Bayrou approuve l'intervention de l'Etat, regrette l'absence de solution européenne Le président du Modem François Bayrou a affirmé dimanche qu'il approuvait l'intervention de l'Etat dans le dossier Alstom, qui conditionne l'avenir de l'alliance entre le groupe industriel français et l'américain General Electric, mais a regretté l'absence de solution européenne. J'approuve l'intervention de l'Etat, a affirmé M. Bayrou sur BFMTV. Lorsque vous avez une entreprise dont dépend un élément essentiel de votre système d'énergie et de votre système militaire, vous ne la laissez pas partir à une puissance étrangère, quelque bienveillante qu'elle soit, selon lui. Considérant qu'il y avait une responsabilité d'homme d'Etat sur l'indépendance du pays, cet ancien candidat à la présidentielle de 2002 a déclaré qu'il était violemment opposé à ce que souhaitaient un certain nombre de gens, à savoir qu'on s'en lave les mains et qu'on donne à General Electric -qui est une grande entreprise amicale. Dans le dossier Alstom, M. Bayrou a cependant affirmé qu'il aurait préféré une solution européenne et que dans une vision stratégique, les européens, Siemens et éventuellement d'autres, acceptent de construire une puissance industrielle.

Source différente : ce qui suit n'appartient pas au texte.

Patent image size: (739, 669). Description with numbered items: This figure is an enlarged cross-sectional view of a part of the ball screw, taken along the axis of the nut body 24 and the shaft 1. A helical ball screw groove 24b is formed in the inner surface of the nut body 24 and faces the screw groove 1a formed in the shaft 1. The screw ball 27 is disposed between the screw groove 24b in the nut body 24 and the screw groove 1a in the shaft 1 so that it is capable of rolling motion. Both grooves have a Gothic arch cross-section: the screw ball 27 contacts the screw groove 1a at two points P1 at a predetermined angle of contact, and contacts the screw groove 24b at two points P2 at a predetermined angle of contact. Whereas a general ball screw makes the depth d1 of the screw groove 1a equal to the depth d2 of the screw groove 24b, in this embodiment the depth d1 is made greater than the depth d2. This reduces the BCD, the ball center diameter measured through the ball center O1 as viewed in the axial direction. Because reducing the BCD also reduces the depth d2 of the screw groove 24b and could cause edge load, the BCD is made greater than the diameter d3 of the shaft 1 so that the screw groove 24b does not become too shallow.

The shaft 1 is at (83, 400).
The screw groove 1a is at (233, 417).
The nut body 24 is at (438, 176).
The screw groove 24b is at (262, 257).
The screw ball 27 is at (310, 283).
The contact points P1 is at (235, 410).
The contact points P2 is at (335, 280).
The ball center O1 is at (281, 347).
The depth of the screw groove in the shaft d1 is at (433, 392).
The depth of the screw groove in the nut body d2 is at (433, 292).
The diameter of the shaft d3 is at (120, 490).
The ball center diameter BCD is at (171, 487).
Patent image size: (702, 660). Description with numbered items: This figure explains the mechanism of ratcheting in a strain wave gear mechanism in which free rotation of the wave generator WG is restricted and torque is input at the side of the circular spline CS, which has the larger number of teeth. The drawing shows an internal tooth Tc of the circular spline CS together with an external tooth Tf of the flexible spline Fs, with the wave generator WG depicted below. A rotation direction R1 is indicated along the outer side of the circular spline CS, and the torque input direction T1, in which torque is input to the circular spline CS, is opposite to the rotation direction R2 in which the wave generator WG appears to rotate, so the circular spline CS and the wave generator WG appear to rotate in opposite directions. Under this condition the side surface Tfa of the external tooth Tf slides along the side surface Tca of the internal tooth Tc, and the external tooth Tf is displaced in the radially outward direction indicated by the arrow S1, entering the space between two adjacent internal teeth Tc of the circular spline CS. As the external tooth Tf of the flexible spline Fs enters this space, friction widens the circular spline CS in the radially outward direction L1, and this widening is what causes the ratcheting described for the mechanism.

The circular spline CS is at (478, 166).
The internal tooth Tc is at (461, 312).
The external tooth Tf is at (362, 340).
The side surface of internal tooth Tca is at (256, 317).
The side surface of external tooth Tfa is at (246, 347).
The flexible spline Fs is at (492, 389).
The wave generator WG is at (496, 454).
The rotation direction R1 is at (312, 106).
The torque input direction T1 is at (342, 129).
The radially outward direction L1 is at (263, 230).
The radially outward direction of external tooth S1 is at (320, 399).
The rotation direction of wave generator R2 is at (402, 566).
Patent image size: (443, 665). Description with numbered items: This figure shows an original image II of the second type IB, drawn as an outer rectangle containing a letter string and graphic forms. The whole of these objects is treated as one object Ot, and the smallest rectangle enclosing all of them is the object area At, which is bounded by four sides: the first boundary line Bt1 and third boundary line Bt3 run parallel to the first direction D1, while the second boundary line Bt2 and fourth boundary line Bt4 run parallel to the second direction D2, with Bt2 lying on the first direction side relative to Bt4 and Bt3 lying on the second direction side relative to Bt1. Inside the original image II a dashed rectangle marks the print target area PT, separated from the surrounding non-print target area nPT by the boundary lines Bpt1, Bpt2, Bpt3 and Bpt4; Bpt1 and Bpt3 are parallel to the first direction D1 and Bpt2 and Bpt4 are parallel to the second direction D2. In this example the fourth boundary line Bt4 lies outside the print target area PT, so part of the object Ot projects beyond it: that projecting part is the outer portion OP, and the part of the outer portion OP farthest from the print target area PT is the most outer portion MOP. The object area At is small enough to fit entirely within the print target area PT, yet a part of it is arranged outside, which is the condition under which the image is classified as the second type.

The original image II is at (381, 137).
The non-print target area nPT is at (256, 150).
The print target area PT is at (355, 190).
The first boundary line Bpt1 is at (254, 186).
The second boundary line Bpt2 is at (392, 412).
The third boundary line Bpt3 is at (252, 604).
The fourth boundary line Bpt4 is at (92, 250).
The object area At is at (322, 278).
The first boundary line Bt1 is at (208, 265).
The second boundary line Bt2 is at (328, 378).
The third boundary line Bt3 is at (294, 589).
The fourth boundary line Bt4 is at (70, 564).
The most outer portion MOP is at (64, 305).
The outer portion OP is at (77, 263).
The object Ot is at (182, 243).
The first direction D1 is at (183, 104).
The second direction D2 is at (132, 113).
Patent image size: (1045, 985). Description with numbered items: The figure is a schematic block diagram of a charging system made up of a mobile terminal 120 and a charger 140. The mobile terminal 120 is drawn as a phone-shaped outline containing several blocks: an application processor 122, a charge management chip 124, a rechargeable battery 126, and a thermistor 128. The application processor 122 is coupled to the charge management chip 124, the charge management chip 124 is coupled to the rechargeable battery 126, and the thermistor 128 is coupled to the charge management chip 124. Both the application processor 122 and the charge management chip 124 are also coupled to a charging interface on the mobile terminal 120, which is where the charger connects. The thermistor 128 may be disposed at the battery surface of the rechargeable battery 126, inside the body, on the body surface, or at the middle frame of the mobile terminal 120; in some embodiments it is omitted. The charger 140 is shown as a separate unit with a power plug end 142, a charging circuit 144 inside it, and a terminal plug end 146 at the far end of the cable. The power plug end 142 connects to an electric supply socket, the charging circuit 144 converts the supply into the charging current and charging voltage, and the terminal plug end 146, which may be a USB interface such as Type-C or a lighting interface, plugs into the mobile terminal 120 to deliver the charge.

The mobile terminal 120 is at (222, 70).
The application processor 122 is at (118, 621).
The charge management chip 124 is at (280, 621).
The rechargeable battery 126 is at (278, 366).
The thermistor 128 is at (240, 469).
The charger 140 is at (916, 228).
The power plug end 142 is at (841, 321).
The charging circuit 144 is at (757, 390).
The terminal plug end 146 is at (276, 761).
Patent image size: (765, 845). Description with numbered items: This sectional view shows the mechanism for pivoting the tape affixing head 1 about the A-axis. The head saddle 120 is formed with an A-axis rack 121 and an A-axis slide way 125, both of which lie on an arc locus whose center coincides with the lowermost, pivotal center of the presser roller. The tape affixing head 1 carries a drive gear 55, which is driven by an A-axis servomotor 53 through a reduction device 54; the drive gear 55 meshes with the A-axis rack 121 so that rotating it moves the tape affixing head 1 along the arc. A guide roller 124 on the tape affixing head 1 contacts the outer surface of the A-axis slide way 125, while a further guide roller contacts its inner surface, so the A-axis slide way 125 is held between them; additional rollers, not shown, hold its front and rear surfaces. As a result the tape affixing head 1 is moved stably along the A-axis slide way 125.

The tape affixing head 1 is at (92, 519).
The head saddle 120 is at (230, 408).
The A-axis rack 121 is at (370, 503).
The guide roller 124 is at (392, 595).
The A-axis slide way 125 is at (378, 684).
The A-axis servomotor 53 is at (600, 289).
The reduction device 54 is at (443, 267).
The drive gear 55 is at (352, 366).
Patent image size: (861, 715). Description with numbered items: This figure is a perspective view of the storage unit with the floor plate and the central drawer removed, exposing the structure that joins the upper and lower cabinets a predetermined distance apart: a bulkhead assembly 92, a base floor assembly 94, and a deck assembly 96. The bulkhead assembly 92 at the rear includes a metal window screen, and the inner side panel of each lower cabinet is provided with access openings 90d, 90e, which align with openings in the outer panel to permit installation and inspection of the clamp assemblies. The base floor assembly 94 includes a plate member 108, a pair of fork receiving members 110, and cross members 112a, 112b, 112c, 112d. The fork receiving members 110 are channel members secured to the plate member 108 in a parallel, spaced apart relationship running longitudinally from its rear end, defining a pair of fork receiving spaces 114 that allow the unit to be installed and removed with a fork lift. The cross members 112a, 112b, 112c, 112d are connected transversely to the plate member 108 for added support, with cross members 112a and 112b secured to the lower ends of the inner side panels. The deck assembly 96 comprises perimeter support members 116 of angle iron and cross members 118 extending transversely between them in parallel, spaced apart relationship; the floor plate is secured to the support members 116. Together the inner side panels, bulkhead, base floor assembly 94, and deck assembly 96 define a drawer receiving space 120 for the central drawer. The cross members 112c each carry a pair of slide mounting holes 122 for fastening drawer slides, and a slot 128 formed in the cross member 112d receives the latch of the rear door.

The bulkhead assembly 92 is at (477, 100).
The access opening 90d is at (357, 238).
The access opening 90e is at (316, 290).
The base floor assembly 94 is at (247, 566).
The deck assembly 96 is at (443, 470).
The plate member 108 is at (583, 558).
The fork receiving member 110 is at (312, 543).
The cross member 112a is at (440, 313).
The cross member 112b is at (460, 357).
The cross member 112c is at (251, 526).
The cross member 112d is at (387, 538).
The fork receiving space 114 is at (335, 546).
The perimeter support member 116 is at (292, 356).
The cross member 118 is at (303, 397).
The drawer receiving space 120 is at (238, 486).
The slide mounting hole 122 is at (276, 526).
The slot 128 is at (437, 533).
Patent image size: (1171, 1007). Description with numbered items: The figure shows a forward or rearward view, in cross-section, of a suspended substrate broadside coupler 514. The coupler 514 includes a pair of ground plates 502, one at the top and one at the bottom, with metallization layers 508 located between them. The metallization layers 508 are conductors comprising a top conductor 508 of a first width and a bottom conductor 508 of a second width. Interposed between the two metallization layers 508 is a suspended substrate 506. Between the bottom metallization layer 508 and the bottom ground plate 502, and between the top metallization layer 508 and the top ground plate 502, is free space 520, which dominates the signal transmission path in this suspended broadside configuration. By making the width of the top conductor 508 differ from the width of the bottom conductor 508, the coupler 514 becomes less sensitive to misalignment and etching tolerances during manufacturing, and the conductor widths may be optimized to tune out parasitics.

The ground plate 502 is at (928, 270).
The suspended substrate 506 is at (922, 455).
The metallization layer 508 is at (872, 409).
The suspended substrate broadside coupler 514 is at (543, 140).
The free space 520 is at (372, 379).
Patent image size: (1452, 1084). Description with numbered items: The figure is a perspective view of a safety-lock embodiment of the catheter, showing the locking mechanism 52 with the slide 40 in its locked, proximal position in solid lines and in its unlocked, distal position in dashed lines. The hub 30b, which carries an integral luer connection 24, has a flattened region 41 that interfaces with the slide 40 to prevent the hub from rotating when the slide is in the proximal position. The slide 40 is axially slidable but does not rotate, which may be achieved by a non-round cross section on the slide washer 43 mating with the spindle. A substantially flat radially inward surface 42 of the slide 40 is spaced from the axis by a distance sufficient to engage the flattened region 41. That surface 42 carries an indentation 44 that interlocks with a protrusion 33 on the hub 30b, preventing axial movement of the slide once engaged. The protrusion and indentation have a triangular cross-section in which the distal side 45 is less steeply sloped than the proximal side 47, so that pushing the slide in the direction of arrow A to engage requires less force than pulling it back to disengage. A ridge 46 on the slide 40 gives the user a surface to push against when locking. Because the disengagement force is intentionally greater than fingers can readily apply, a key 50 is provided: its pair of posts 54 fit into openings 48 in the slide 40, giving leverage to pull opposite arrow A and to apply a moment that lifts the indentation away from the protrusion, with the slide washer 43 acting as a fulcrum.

Comme on lui demandait si la situation d'Alstom n'était pas liée à des blocages de la Commission européenne, le président du Modem a répondu par la négative, considérant qu'Alstom en est là parce que ses actionnaires l'ont dépouillé à une période cruciale de sa vie par un abus de gestion et car son actionnaire principal Bouygues a été mis en péril par l'échec d'une opération dans le téléphone. Il s'est aussi déclaré un tout petit peu surpris par la chronologie de cette affaire: on annonce officiellement que l'accord est fait avec General Electric et que Bouygues va vendre une partie de ses actions à l'Etat, et on découvre que ce n'est pas bouclé. L'Etat a pris un risque et, à moins qu'il ne l'ait fait volontairement pour débloquer quelque chose, c'est très insatisfaisant, selon le dirigeant centriste. Ce qu'on ne tolèrerait pas pour une PME, voilà que l'Etat dans sa majesté le commet tous les jours, a glissé le maire de Pau.